Шрифт:
Закладка:
Однополчане хотя и согласились с товарищем Сергеем, но почему-то весьма сдержанно. А он, юный романтик революции, взволнованный одним тем, что побывал на боевой позиции, не мог сейчас оставаться спокойным, в нем все горело…
— Здесь их ждет полный разгром! — добавил он с большой силой.
— А что, товарищ Сергей, они уже пришли? — спросил тот партизан, который спорил с Петрованом, догадавшись, отчего так взвихрены чувства юного однополчанина.
— Да, товарищ Гордеев, они уже пришли!
— Разведка донесла?
— Они жгут в бору костры!
— Пришли все же… — раздумчиво проговорил Гордеев, будто до этого еще сомневался, что белые доберутся до Солоновки.
— Представляете, товарищи, что будет с ними завтра утром, когда они выйдут к опушке бора? — с необычайной живостью продолжал товарищ Сергей. — Да они, честное слово, вытаращат глаза! Все село сверкает снежной белизной, и на этом прекрасном фоне — красные флаги! Потрясающе! Ручаюсь, у них не выдержат нервы!
— Ну а я чо сказывал? — подал голос Петрован. — Не верили?
— Товарищ Сергей, тут вот хозяйкин сын толковал… — озабоченно заговорил Гордеев. — На самом деле, чо ли, завтра праздник?

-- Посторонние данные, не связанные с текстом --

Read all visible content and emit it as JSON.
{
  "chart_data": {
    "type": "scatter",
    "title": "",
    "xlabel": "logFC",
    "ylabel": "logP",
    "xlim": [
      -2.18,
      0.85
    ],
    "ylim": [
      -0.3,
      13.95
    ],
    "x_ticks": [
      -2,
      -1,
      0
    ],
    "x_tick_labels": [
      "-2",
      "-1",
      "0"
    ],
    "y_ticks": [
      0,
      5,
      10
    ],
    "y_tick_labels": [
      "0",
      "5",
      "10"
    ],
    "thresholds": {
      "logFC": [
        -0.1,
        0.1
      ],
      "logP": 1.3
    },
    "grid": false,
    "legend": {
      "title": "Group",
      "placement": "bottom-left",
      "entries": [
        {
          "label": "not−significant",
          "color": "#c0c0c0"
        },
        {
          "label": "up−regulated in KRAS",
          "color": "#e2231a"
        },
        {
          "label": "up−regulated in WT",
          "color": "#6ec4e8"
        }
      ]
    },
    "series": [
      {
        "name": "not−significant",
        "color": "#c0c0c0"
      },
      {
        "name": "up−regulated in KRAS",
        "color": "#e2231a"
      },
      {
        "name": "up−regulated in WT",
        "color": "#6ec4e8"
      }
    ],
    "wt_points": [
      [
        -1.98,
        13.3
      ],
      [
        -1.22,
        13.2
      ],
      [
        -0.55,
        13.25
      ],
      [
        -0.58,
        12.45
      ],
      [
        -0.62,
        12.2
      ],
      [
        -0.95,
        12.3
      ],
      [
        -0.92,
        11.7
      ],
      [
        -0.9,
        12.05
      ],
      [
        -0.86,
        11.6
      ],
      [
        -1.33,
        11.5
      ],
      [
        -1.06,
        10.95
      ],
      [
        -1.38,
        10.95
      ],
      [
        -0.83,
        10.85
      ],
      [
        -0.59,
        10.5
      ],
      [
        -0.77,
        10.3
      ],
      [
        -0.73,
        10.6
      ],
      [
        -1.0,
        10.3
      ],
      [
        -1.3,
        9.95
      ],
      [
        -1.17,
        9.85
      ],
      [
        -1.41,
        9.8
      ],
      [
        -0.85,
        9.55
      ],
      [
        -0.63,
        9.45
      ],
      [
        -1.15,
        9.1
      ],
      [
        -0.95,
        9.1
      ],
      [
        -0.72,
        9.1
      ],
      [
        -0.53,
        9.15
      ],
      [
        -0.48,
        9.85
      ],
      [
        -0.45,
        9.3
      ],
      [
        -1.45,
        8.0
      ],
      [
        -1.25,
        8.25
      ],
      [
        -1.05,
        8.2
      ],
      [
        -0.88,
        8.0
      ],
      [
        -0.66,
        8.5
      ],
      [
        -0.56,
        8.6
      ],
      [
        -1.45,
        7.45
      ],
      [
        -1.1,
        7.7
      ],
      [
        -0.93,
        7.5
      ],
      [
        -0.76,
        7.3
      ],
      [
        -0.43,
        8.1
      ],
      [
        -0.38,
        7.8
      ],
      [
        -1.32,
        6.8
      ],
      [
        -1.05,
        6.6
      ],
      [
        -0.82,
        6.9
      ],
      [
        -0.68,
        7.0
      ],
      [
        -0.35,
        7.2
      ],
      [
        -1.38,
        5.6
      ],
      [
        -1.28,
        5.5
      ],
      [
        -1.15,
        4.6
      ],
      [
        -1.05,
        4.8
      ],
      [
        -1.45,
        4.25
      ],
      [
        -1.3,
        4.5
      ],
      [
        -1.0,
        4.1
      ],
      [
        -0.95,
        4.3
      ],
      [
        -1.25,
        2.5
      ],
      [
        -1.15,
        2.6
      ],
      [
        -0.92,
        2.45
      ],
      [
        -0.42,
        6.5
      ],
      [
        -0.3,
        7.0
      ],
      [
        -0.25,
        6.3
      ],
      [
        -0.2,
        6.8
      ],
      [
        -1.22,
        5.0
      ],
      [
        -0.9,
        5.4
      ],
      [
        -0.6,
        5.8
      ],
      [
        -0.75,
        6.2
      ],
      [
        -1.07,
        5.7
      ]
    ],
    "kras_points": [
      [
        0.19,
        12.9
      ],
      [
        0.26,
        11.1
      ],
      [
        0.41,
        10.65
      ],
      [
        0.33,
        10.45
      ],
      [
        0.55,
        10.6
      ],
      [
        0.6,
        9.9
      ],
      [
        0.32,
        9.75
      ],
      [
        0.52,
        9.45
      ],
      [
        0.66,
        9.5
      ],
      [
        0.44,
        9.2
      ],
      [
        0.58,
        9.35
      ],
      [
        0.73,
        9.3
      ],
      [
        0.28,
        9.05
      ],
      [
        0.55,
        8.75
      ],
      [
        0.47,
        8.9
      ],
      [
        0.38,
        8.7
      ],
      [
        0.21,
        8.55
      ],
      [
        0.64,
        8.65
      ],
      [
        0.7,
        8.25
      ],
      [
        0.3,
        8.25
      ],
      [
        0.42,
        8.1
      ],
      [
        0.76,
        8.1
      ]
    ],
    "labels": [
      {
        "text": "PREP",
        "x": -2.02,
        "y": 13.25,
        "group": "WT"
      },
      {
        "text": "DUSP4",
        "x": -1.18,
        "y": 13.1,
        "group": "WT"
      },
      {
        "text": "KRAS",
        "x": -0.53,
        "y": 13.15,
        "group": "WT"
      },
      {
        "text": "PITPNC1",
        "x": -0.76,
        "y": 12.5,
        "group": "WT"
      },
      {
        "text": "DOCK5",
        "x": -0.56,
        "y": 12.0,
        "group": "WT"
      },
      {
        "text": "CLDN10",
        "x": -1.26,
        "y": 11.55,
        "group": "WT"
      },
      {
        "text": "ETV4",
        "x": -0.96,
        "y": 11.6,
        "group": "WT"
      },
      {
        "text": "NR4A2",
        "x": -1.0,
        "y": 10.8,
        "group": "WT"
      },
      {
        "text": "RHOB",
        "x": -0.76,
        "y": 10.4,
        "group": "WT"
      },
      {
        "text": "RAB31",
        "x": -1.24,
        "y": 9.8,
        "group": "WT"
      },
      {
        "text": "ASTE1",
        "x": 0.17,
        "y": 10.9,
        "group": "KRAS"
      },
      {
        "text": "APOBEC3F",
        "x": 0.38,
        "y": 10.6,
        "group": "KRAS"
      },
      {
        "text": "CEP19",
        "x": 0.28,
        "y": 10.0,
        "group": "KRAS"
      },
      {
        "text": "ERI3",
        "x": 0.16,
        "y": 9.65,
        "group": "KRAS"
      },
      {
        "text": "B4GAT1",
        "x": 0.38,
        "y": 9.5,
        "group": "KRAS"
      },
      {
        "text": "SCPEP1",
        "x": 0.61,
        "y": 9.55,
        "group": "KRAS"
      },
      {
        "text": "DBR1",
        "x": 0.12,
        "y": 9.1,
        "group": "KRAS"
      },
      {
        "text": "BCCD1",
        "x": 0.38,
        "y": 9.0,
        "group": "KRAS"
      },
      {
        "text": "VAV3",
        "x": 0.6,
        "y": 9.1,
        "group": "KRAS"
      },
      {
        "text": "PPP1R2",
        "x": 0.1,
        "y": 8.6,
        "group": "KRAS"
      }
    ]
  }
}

— Совершенно верно, — подтвердил товарищ Сергей и весело, одобрительно взглянул на Петрована. — Завтра мы будем праздновать двухлетие нашей революции. Повсюду уже развешаны флаги. Жаль, конечно, мало кумача. Вывесить бы над каждым домом!
— Да ведь с запозданием…
— Я сам не пойму, почему двухлетие отмечается с запозданием, — ответил товарищ Сергей. — И товарищ комиссар не знает. Так, говорит, вышло. Митинг, говорит, состоится после боя, а сейчас читайте листовки.
— Есть?
— Вот она!
Гордеев тут же начал будить однополчан:
— Просыпайтесь, мужики, смена пришла. Да и дело есть.
Стол из кути переставили на прежнее место — в передний угол. Перед товарищем Сергеем, занявшим место под образами, поставили коптилку, на нее боязно было дышать — того и гляди язычок огня, качнувшись посильнее, оторвется и улетит. Разгладив лист серой бумаги, слегка помятый в кармане, товарищ Сергей несколько секунд напряженно всматривался в печатный текст, словно проверяя, сможет ли прочесть его при слабом свете. Потом оглядел всех, кто собрался вокруг стола на лавках, и начал читать. Он читал медленно, явно в угоду слушателям, еще непривычным к восприятию политических воззваний. Только в одном месте, где упоминалось об университетах, он что-то запнулся, должно быть, не мог разобрать, что дальше, и хозяйка немедленно бросилась к коптилке, стала хвататься пальцами за фитилек, совсем не боясь огня.
— Спасибо, — поблагодарил ее товарищ Сергей.
— Здорово прописано! — улучив момент, восхитился листовкой Гордеев. — Все как есть правда. Читай далее…
Вот оно, то воззвание к армии:
«Товарищи солдаты!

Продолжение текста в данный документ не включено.